In the Paper Technologies and Ventures Group ("PTV"), net sales in the third quarter increased 5% and profit from operations increased 34% compared with the same quarter in 2006.

Paper Technologies sales increased 4% due to 1% increased volume and 4% favorable rates of exchange, partially offset by an unfavorable mix of 1%. Pricing in the aggregate was flat as compared to the prior year. Volume growth was achieved in the Americas and in Europe, whereas Asia was lower. Price increases were achieved in North America, while pricing was lower in both Europe and Asia.

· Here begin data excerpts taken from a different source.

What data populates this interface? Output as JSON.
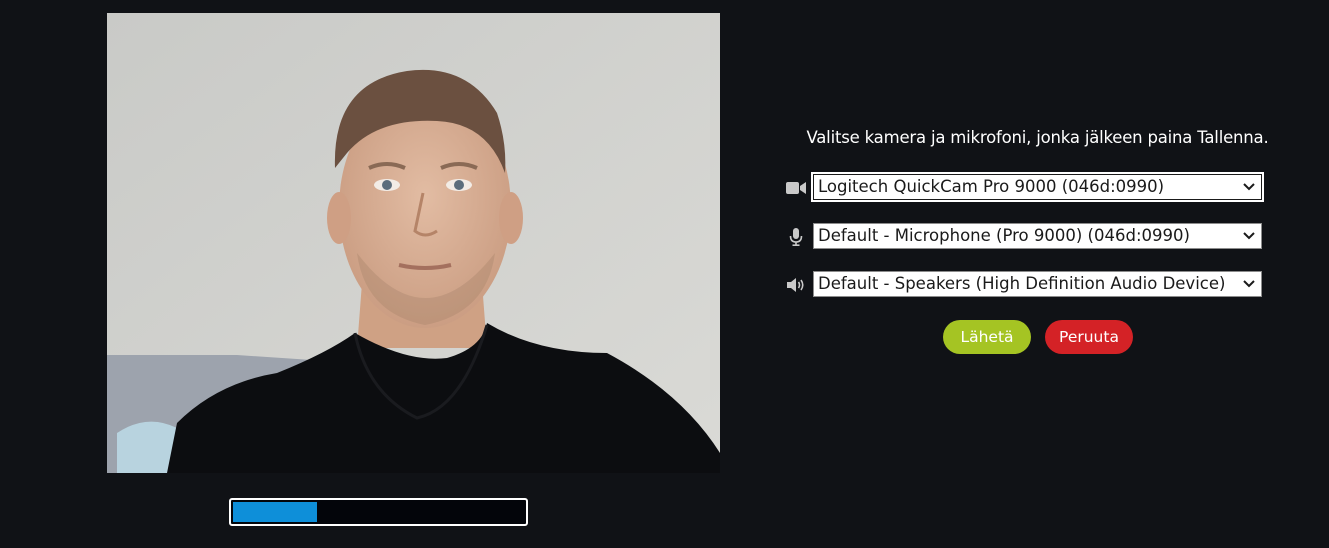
{
  "instruction": "Valitse kamera ja mikrofoni, jonka jälkeen paina Tallenna.",
  "devices": {
    "camera": {
      "icon": "video-camera-icon",
      "selected": "Logitech QuickCam Pro 9000 (046d:0990)"
    },
    "microphone": {
      "icon": "microphone-icon",
      "selected": "Default - Microphone (Pro 9000) (046d:0990)"
    },
    "speaker": {
      "icon": "speaker-icon",
      "selected": "Default - Speakers (High Definition Audio Device)"
    }
  },
  "buttons": {
    "send": "Lähetä",
    "cancel": "Peruuta"
  },
  "mic_level": 0.29,
  "colors": {
    "background": "#101216",
    "send_button": "#a5c423",
    "cancel_button": "#d42226",
    "meter_fill": "#0e8fd9"
  }
}
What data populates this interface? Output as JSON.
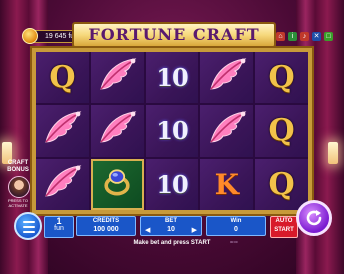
{
  "header": {
    "balance": "19 645 fun",
    "title": "FORTUNE CRAFT"
  },
  "reels": [
    [
      "Q",
      "feather",
      "10",
      "feather",
      "Q"
    ],
    [
      "feather",
      "feather",
      "10",
      "feather",
      "Q"
    ],
    [
      "feather",
      "ring",
      "10",
      "K",
      "Q"
    ]
  ],
  "bonus": {
    "label": "CRAFT BONUS",
    "press": "PRESS TO ACTIVATE"
  },
  "controls": {
    "lines_value": "1",
    "lines_unit": "fun",
    "credits_label": "CREDITS",
    "credits_value": "100 000",
    "bet_label": "BET",
    "bet_value": "10",
    "win_label": "Win",
    "win_value": "0",
    "autostart_label": "AUTO START",
    "message": "Make bet and press START",
    "footer": "00:00"
  },
  "colors": {
    "gold": "#c79a3a",
    "panel_blue": "#1a56c8",
    "autostart_red": "#d81a2a",
    "spin_purple": "#7a1ad0"
  }
}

Venture sales increased 7% primarily due to 3% higher volume, 4% higher price, and 2% favorable rates of exchange, partially offset by 2% unfavorable mix. Volumes increased in most of the Venture businesses, while pricing increased in all of the Ventures. The unfavorable mix reflects higher sales of lower priced pulp and tolled products.

The Company recently invested in a joint venture, H2H Innovations, to expand our product offering of specialty formaldehyde-free adhesives which should enable faster penetration into the wood products industry.

PTV’s increased profit from operations reflects higher volume, improved selling price, a favorable product mix and the gain on the sale of the PTV patents, partially offset by higher raw material, transportation, utility and SG&A costs. Price increases were $1.5 million in the aggregate, whereas raw material cost increases were $3.0 million. Severance, restructuring and other exit costs in the third quarter of 2007 were $1.2 million as compared to $1.5 million in the same period of 2006. SG&A costs were higher than the prior year primarily due to increased personnel related costs, partially offset by lower legal and bad debt expenses.

"Performance in the Americas helped offset weaker European and Asian performance. Our success with new product launch, including emerging markets, continues to support overall margins," commented Mr. Rogerson.

Outlook
"We remain confident in our growth strategy and optimistic about both earnings and cash flow growth for the balance of the year and as we look to 2008," said Mr. Rogerson. "Aqualon's volumes should continue to grow globally across its markets and margins should benefit as we make progress with our expanded capacities in China through improved utilization. Paper Technologies' margins are expected to be maintained with sales of new products and growth in emerging markets offsetting raw material headwinds. We also expect pricing initiatives in both businesses to take effect in the fourth quarter and as we enter 2008.”